Life and Times of Doomed Hit Man Caught Between Russia and Ukraine

The Wall Street Journal documents the strange saga of assassin Timur Makhauri.

November 24, 2017 2:48 pm
Police experts examines a crime scene after a car blast in the center of Ukrainian capital of Kiev on September 8, 2017.
(SERGEI SUPINSKY/AFP/Getty Images)
Police experts examines a crime scene after a car blast in the center of Ukrainian capital of Kiev on September 8, 2017. (SERGEI SUPINSKY/AFP/Getty Images)

Since fighting flared in Ukraine after the toppling of the country’s Russia-friendly president in 2014, the former Soviet state has been a volatile, lawless territory where James Bond would hesitate to tread.

Skirmishes still rage between Russian-backed rebels and the government in Kiev, but a major tactic in the arsenal on both sides has been tit-for-tat contract killings — as exemplified by the high-profile assassination of former Russian parliament member Denis Voronenkov in March.

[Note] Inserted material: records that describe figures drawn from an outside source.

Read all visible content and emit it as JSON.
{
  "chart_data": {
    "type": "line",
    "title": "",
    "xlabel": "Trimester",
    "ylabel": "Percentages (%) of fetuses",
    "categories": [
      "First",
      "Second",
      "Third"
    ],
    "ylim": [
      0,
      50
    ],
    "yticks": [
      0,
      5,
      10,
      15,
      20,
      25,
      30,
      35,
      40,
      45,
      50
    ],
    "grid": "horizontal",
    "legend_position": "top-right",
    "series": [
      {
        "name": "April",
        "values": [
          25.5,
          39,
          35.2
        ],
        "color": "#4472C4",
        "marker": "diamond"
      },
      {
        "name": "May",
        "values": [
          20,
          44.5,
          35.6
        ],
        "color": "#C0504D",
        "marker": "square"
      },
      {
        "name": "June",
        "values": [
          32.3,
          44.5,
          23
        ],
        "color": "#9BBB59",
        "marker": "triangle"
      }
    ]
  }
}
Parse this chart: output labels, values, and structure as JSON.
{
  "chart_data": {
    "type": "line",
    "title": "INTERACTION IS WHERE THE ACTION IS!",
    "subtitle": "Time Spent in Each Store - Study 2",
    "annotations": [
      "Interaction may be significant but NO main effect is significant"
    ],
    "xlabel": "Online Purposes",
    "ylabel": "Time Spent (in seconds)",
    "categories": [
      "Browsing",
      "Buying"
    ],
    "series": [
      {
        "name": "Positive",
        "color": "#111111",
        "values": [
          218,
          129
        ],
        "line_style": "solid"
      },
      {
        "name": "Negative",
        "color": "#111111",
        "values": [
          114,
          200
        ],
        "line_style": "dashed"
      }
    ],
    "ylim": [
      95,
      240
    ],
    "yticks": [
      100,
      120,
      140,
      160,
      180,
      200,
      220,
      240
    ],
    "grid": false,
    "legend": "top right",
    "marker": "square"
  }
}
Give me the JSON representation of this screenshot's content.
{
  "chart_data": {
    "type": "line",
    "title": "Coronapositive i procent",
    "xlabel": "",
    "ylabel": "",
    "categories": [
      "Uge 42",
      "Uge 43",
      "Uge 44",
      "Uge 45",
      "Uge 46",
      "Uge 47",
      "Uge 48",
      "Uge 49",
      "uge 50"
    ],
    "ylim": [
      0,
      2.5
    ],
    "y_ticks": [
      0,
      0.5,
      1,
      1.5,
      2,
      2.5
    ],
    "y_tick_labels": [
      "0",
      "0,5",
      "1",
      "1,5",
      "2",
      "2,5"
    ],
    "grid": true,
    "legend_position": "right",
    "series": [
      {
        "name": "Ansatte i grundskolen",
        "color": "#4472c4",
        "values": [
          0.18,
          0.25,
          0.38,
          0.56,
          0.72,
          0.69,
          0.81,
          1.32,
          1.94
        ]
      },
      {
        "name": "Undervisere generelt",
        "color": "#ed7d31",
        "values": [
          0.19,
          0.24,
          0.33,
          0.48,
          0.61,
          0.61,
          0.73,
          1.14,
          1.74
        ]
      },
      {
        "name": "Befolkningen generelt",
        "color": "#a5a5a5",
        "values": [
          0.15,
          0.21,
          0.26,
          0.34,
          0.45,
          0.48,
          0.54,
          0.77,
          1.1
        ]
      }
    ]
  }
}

And a riveting Wall Street Journal profile of one of the hit men who thrived under such chaos, Timur Makhauri, shows the extent of the bloody espionage.

Denis Voronenkov, 45, a former member of the communist faction in the lower house of Russian parliament and a key witness in Yanukovych case, was shot dead by an unidentified gunman near the entrance of an upscale Premier Palace hotel in Kyiv, Ukraine, March 23, 2017. (Photo by Sergii Kharchenko/NurPhoto via Getty Images)

Makhauri spoke to the newspaper after being arrested in February for carrying two unregistered pistols and a fake passport in Kiev. At first he was charged with assassinations by a Ukrainian court, but the country’s intelligence service vouched that he acted as a spy of sorts to ferret out Kremlin agents plotting their own hits.

“I know who to look for and to stop them before they do anything,” Makhauri told the Journal. “There is a small number who do this kind of thing.”

Born in Chechnya, Makhauri had dedicated his life to fighting Russian influence, having logged battle experience in his home country, Georgia, Turkey and Syria over the years.

He became such a scourge to Moscow, that a failed attempt on his life was made with a bomb packed with nuts and bolts planted outside his apartment in 2009. He survived.

But then Moscow tried a more subtle tactic — character assassination — as detailed by the Wall Street Journal: “In the fog of spy intrigue, rumors began to circulate that Mr. Makhauri was working for the Russians, too. In 2006, the Chechen rebel commander, Mr. Basayev, received a load of explosives from a truck driven from Georgia into Russia. The shipment blew up, killing him and much of the rebel leadership. Mr. Makhauri, it was rumored, had planted a booby trap in the truck.”

“So many times they shot me, blew me up and did everything they could to kill me,” Makhauri told the paper. “So they tarnished my name.”

Last year, he moved to Ukraine, joining a volunteer battalion fighting Russian-backed rebels in the east, but ended up in Kiev hunting for Russian agents — where police ultimately arrested him.

Freed in April, Makhauri told acquaintances that he believed he was being followed. His saga came to an abrupt end on September 8, when accepted a ride from a friend who was driving her daughter home.

A bomb detonated in the arm rest, “ripping off his arm and part of his torso and killing him instantly,” apparently planted by an explosive expert savvy enough to focus the blast towards the passenger seat. The driver was injured, but her daughter survived.

Months before his death, during a jailhouse interview with the Journal, Makhauri said that he was not safe even outside the Ukraine, given the enemies he made. “Everywhere is dangerous,” he said.